The second entry in my Screenprint Artist Toolbox series, today we’re talking about the Pantone Color Matching System and how to use it when it comes to screen-printing.
There’s no disputing how important color is to the screen-printing world and when it comes to choosing colors, there’s also no disputing that most of us use Pantone’s PMS color books. Just as with any tool in our toolboxes, knowing how to use them correctly and why we’re using them is what allows us to gain that extra step up on the competition. The Pantone Color Matching System is no different.
Why Do We Use Them?
Each Pantone color comes with a number along with a specific formula for how to create that color. In the case of RGB, you can get the RGB values. For CMYK, you can get all of those values. For screen-printing, we’re given the proper values as well, leading to consistent color recreation time and again. And let’s face it, requesting a Green 354C is much more efficient than saying, “Make it look like Kermit the Frog.” To boot, using a number instead of having to decipher someones personal definition of what chartreuse or fuchsia looks like is a no-brainer.
How Do We Use Them?
Throughout the entire process, remembering these few points will help you take full advantage of your PMS books.
- Reference it to call out your colors during the separation process.
- Reference it before putting the ink into your screens.
- Reference it after a print has been been cured.
To make a little more sense of that, let’s look at the process in reverse and ask a simple question.
- After being cured – Does that color match what you’ve called out?
- Before putting ink into the screens – Does that color match what you’ve called out?
- During the seps process – Is this the color I want to see printed onto the tee?
Very simply put, the color you call out during the separations process should be the color you see on the final printed (and cured) piece. Here are a few more tips to remember during each step that will allow you to maximize the use of your Pantone books.
- During the seps process – Trust your book, not your monitor.
- While mixing inks – Trust the formulas and scales, not your eye, feel or gut.
- Viewing after cured – Inks can change a bit when curing, even migrate from the curing process. Just because you’ve checked the ink before you put it into the screen doesn’t excuse not checking it once it comes off the end of the belt.
Calling Out Pantone Colors in the Computer
For those of you who don’t know how to get these colors in Illustrator and Photoshop, fear not. It’s simple. For Illustrator, you can open the color books through your swatches palette or by WINDOWS>SWATCH LIBRARIES>COLOR BOOKS>PANTONE Solid Coated.
Once open, activate the SHOW FIND FIELD option in order to be able to find your colors by number.
Notice the small triangle on the lower right corner of the color indicating it’s a spot color. You can now assign spot colors to your graphic.
While in Photoshop, open your color flyout by clicking on the color in your toolbar. Click on the COLOR LIBRARIES button on the lower right and then change your book to Pantone solid coated on the ensuing screen.
Choosing a Pantone Color
Choosing a Pantone color can seem intimidating but don’t let it get to you. Here are a few tips to help.
Don’t be afraid to make an incorrect judgement when choosing a color. Every single separator I know has to make at least one color change on more than a few of their separations once on press.

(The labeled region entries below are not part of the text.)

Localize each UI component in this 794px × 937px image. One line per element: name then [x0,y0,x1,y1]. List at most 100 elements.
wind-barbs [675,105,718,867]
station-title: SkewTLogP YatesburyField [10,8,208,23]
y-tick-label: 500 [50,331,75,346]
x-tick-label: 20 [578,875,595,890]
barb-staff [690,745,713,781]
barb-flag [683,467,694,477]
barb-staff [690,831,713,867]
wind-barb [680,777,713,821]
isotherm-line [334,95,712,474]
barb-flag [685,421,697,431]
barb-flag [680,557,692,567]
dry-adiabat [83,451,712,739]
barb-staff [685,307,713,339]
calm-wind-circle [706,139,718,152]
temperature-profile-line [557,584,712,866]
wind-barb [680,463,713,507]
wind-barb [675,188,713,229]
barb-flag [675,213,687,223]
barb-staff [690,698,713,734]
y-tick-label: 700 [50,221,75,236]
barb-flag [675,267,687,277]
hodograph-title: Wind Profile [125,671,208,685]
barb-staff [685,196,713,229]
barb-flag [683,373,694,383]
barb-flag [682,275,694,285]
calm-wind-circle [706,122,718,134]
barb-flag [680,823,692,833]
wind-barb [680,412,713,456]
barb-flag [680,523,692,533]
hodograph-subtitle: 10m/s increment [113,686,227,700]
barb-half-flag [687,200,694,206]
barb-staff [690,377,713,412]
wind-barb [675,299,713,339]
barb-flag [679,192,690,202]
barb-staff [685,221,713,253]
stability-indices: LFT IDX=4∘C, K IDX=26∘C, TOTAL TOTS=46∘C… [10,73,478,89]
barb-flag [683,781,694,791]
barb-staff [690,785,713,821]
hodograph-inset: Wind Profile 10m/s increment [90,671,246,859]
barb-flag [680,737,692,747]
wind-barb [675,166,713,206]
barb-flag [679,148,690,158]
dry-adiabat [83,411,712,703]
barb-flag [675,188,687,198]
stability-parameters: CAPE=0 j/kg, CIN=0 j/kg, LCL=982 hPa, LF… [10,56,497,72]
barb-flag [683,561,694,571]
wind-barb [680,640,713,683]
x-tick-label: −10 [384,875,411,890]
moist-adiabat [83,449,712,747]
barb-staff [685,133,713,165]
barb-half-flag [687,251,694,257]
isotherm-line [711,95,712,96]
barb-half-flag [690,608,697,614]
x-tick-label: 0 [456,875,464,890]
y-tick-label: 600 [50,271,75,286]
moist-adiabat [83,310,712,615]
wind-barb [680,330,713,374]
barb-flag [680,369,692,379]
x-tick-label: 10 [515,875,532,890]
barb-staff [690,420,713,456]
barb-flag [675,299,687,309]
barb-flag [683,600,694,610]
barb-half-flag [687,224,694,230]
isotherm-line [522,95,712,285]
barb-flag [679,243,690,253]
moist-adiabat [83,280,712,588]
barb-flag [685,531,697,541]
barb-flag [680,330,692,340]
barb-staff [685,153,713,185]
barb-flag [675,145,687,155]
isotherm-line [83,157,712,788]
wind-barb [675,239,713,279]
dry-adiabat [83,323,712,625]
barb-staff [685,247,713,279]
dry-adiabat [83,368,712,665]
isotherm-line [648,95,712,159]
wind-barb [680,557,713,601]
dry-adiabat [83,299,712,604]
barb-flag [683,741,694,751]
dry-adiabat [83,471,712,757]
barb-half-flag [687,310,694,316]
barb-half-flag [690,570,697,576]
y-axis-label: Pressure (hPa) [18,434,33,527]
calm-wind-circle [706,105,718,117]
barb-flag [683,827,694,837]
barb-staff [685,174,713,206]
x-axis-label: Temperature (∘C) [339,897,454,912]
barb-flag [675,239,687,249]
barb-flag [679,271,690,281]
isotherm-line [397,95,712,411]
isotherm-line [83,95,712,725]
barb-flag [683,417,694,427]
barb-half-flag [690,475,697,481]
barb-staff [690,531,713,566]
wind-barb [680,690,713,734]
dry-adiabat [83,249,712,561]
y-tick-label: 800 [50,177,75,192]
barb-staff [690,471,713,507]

It’s just part of the game.
Reference those numbers underneath the swatch to see how much of each individual color will be used when making your choices. At times, these numbers can help you make your decision. Remember, we’re dealing with plastic inks most of the time and opacities can vary from ink to ink. There may be times when you don’t particularly want any red in your ink. These percentages can help you in that manner.
If comparing the book to your monitor, remember that your monitor is backlit and your book will be lit from the front, thus changing how you’re seeing the color. Your ink will also be lit from the front. Having said that, I usually like to compare the two with the physical swatch held a little bit away and off to the side of the monitor switching my eyes back and forth between the two. Generally speaking, comparing to your monitor really isn’t a good practice considering your monitor is probably not calibrated. Either way, we all do it so no need to hide the fact, right? Just for fun, hold up your 7702c to the monitor and see if there’s a difference. Depending on your monitor settings alone, the results can vary by vast amounts!
Always Trust Your Book!
I cannot stress this enough. Monitors vary in color. When you choose a color in whatever program you may be using, it will almost decidedly look different than what the actual color will look like once printed. Since you’ll be using the book to match up the inks that will eventually print onto your garments, always reference the book when calling out your final colors in the separations process.
As mentioned in my post about Wacom tablets, I like to keep things simple. In this case, throw out any trust you have in any other color model lying around. Be it your monitor, art program, print outs…everything! At the end of the day, the only thing that matters is the color that’s going to print onto your tee. That’s why the Pantone Solid Coated color book is a major staple in my toolbox and should be in yours as well.
Notes: Pantone suggests replacing your color books once a year. The printing methods used to print them are not entirely color fast and colors may fade, rendering your books useless. Me personally, I think it’s fine to go a full two to three years on the same book. It’s not like we’re made of money, right?